Of, kastjes; dat is, vol van kastjes of schilden, waarin kostelijke stenen gevat of gezet worden, gelijk dit woord genomen is, Exod. 28:11,13,14,25, Exod. 39:6,13,16. Het Hebr. woord wordt ook genomen voor geoogd of borduurwerk, borduursel; waardoor men de verscheidenheid der geestelijke gaven kan verstaan. Verg. Ezech. 16:13.

Ex 28.11,13,14,25 39.6,13,16 Eze 16.13
42) alle

Hebr. blijdschappen.

43) uwe vaderen

Dit wordt tot den koning [Christus met zijne Bruid] gesproken, van welken geprofeteerd wordt dat het hem [niet minder dan zijne voorvaders naar het vlees] aan geestelijke zonen niet zal ontbreken, die door de ganse wereld het Evangelie zullen prediken, zijne kerk met Gods Woord weiden en regeren, en hiernamaals op hunne tronen zitten en met Christus in ere heersen.
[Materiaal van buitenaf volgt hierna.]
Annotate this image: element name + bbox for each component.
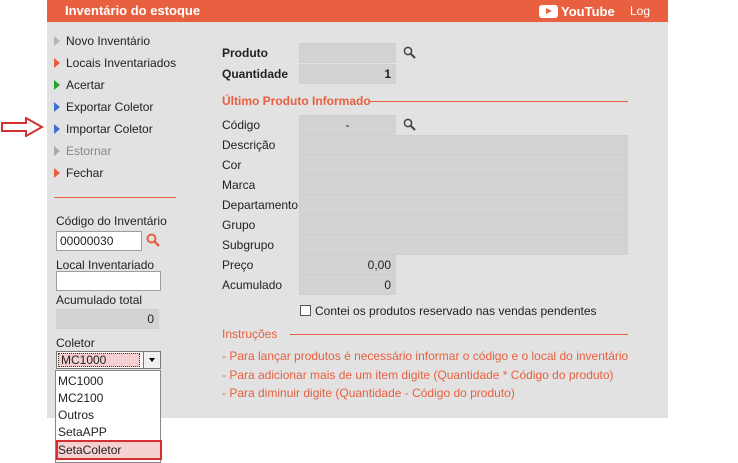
ultimo-produto-title: Último Produto Informado: [222, 94, 371, 108]
acumulado-total-label: Acumulado total: [56, 293, 143, 307]
cor-value: [299, 155, 628, 175]
codigo-search-icon[interactable]: [403, 118, 416, 131]
ultimo-produto-divider: [370, 101, 628, 102]
reservado-checkbox[interactable]: [300, 305, 311, 316]
menu-label: Novo Inventário: [66, 34, 151, 48]
coletor-select[interactable]: MC1000: [56, 351, 161, 369]
menu-label: Fechar: [66, 166, 104, 180]
coletor-label: Coletor: [56, 336, 95, 350]
menu-label: Estornar: [66, 144, 112, 158]
menu-exportar-coletor[interactable]: Exportar Coletor: [54, 99, 153, 115]
codigo-label: Código: [222, 118, 261, 132]
menu-divider: [54, 197, 176, 198]
departamento-label: Departamento: [222, 198, 299, 212]
menu-importar-coletor[interactable]: Importar Coletor: [54, 121, 153, 137]
descricao-value: [299, 135, 628, 155]
triangle-icon: [54, 80, 60, 90]
triangle-icon: [54, 168, 60, 178]
coletor-option[interactable]: MC1000: [58, 374, 103, 389]
local-inventariado-input[interactable]: [56, 271, 161, 291]
codigo-value: -: [299, 115, 396, 135]
triangle-icon: [54, 58, 60, 68]
menu-acertar[interactable]: Acertar: [54, 77, 105, 93]
marca-label: Marca: [222, 178, 256, 192]
triangle-icon: [54, 36, 60, 46]
cor-label: Cor: [222, 158, 242, 172]
triangle-icon: [54, 124, 60, 134]
menu-estornar: Estornar: [54, 143, 111, 159]
youtube-icon: [539, 4, 558, 18]
log-link[interactable]: Log: [630, 4, 650, 18]
menu-label: Locais Inventariados: [66, 56, 177, 70]
reservado-checkbox-label[interactable]: Contei os produtos reservado nas vendas …: [315, 304, 597, 318]
subgrupo-label: Subgrupo: [222, 238, 275, 252]
local-inventariado-label: Local Inventariado: [56, 258, 155, 272]
instrucao-line: - Para adicionar mais de um item digite …: [222, 368, 614, 382]
acumulado-value: 0: [299, 275, 396, 295]
quantidade-label: Quantidade: [222, 67, 289, 81]
youtube-link[interactable]: YouTube: [539, 3, 615, 19]
quantidade-input[interactable]: 1: [299, 64, 396, 84]
instrucao-line: - Para lançar produtos é necessário info…: [222, 349, 629, 363]
codigo-inventario-input[interactable]: 00000030: [56, 231, 142, 251]
menu-label: Acertar: [66, 78, 105, 92]
acumulado-total-value: 0: [56, 309, 159, 329]
triangle-icon: [54, 146, 60, 156]
subgrupo-value: [299, 235, 628, 255]
menu-label: Importar Coletor: [66, 122, 153, 136]
search-icon[interactable]: [146, 233, 160, 247]
menu-locais-inventariados[interactable]: Locais Inventariados: [54, 55, 176, 71]
descricao-label: Descrição: [222, 138, 276, 152]
chevron-down-icon[interactable]: [143, 352, 160, 368]
coletor-selected-value: MC1000: [58, 353, 140, 367]
codigo-inventario-label: Código do Inventário: [56, 214, 167, 228]
menu-fechar[interactable]: Fechar: [54, 165, 103, 181]
coletor-options-list: MC1000 MC2100 Outros SetaAPP SetaColetor: [55, 370, 162, 463]
preco-value: 0,00: [299, 255, 396, 275]
acumulado-label: Acumulado: [222, 278, 283, 292]
produto-label: Produto: [222, 46, 268, 60]
produto-input[interactable]: [299, 43, 396, 63]
menu-label: Exportar Coletor: [66, 100, 154, 114]
marca-value: [299, 175, 628, 195]
produto-search-icon[interactable]: [403, 46, 416, 59]
grupo-label: Grupo: [222, 218, 256, 232]
window-title: Inventário do estoque: [65, 3, 201, 18]
triangle-icon: [54, 102, 60, 112]
instrucoes-title: Instruções: [222, 327, 278, 341]
coletor-option[interactable]: Outros: [58, 408, 94, 423]
title-bar: Inventário do estoque YouTube Log: [47, 0, 668, 22]
instrucao-line: - Para diminuir digite (Quantidade - Cód…: [222, 386, 515, 400]
instrucoes-divider: [290, 334, 628, 335]
preco-label: Preço: [222, 258, 254, 272]
departamento-value: [299, 195, 628, 215]
menu-novo-inventario[interactable]: Novo Inventário: [54, 33, 150, 49]
coletor-option[interactable]: MC2100: [58, 391, 103, 406]
grupo-value: [299, 215, 628, 235]
coletor-option-highlighted[interactable]: SetaColetor: [58, 443, 121, 458]
youtube-label: YouTube: [561, 3, 615, 19]
coletor-option[interactable]: SetaAPP: [58, 425, 107, 440]
pointer-arrow-icon: [1, 117, 44, 137]
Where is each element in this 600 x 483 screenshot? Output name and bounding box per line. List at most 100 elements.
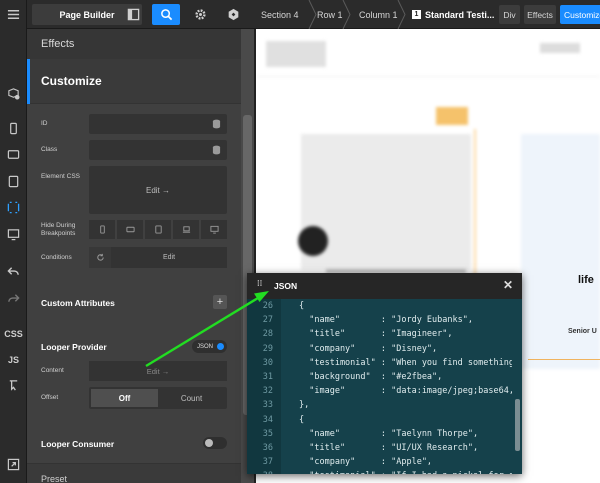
desktop-device-icon[interactable] [5,226,22,243]
database-icon[interactable] [212,119,221,129]
line-number: 33 [262,400,273,411]
code-line: "testimonial" : "When you find something… [299,357,522,368]
tab-div[interactable]: Div [499,5,520,24]
laptop-icon [182,226,190,233]
breakpoint-desktop-toggle[interactable] [201,220,227,239]
tablet-portrait-icon[interactable] [5,173,22,190]
database-icon[interactable] [212,145,221,155]
json-code-editor[interactable]: 26 {27 "name" : "Jordy Eubanks", 28 "title… [247,299,522,474]
id-input[interactable] [89,114,227,134]
inspect-tool-icon[interactable] [5,377,22,394]
add-element-icon[interactable] [5,85,22,102]
looper-provider-json-toggle[interactable]: JSON [192,340,227,353]
hamburger-menu-icon[interactable] [5,6,22,23]
effects-section-header[interactable]: Effects [27,29,241,59]
avatar [298,226,328,256]
offset-label: Offset [41,394,59,401]
tablet-icon [154,225,162,234]
breakpoint-tablet-toggle[interactable] [145,220,171,239]
breadcrumb-element[interactable]: Standard Testi... [419,0,499,29]
laptop-device-icon[interactable] [5,199,22,216]
line-number: 35 [262,428,273,439]
breakpoint-tablet-landscape-toggle[interactable] [117,220,143,239]
class-label: Class [41,146,58,153]
card-outline [528,359,600,360]
undo-icon[interactable] [5,263,22,280]
blurred-badge [436,107,468,125]
breakpoint-mobile-toggle[interactable] [89,220,115,239]
hide-during-label: Hide During [41,222,76,229]
drag-handle-icon[interactable]: ⁞⁞ [257,280,263,290]
json-modal-title: JSON [274,281,298,291]
customize-section-header[interactable]: Customize [27,59,241,104]
breakpoints-label: Breakpoints [41,230,76,237]
active-indicator [27,59,30,104]
element-css-edit-button[interactable]: Edit → [89,166,227,214]
redo-icon[interactable] [5,290,22,307]
editor-scrollbar-thumb[interactable] [515,399,520,451]
blurred-nav [540,43,580,53]
breakpoint-laptop-toggle[interactable] [173,220,199,239]
code-line: "title" : "Imagineer", [299,329,453,340]
testimonial-role-fragment: Senior U [568,328,597,335]
tablet-landscape-icon[interactable] [5,146,22,163]
conditions-refresh-button[interactable] [89,247,111,268]
line-number: 30 [262,357,273,368]
line-number: 32 [262,386,273,397]
code-line: "company" : "Apple", [299,457,433,468]
json-modal-header[interactable]: ⁞⁞ JSON ✕ [247,273,522,299]
toggle-knob [217,343,224,350]
line-number: 31 [262,372,273,382]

Zie Matth. 19:28, en Matth. 24:47, en Matth. 28:19; Openb. 5:10. Of, men kan verstaan door de vaderen de gelovigen des Oude Testaments en door de zonen al de gelovigen des Nieuwe Testaments, die Christus tot koningen en priesters gemaakt heeft; Openb. 1:6, enz.

Mt 19.28 24.47 28.19 Re 5.10 1.6

44) vorsten

Van Salomo kan dit niet worden verstaan, omdat onder zijn zoon Rehabeam, en voorts, het rijk verdeeld is en de tien stammen van Juda afgescheurd zijn. Zie 1 Kon. 12:16,17,24.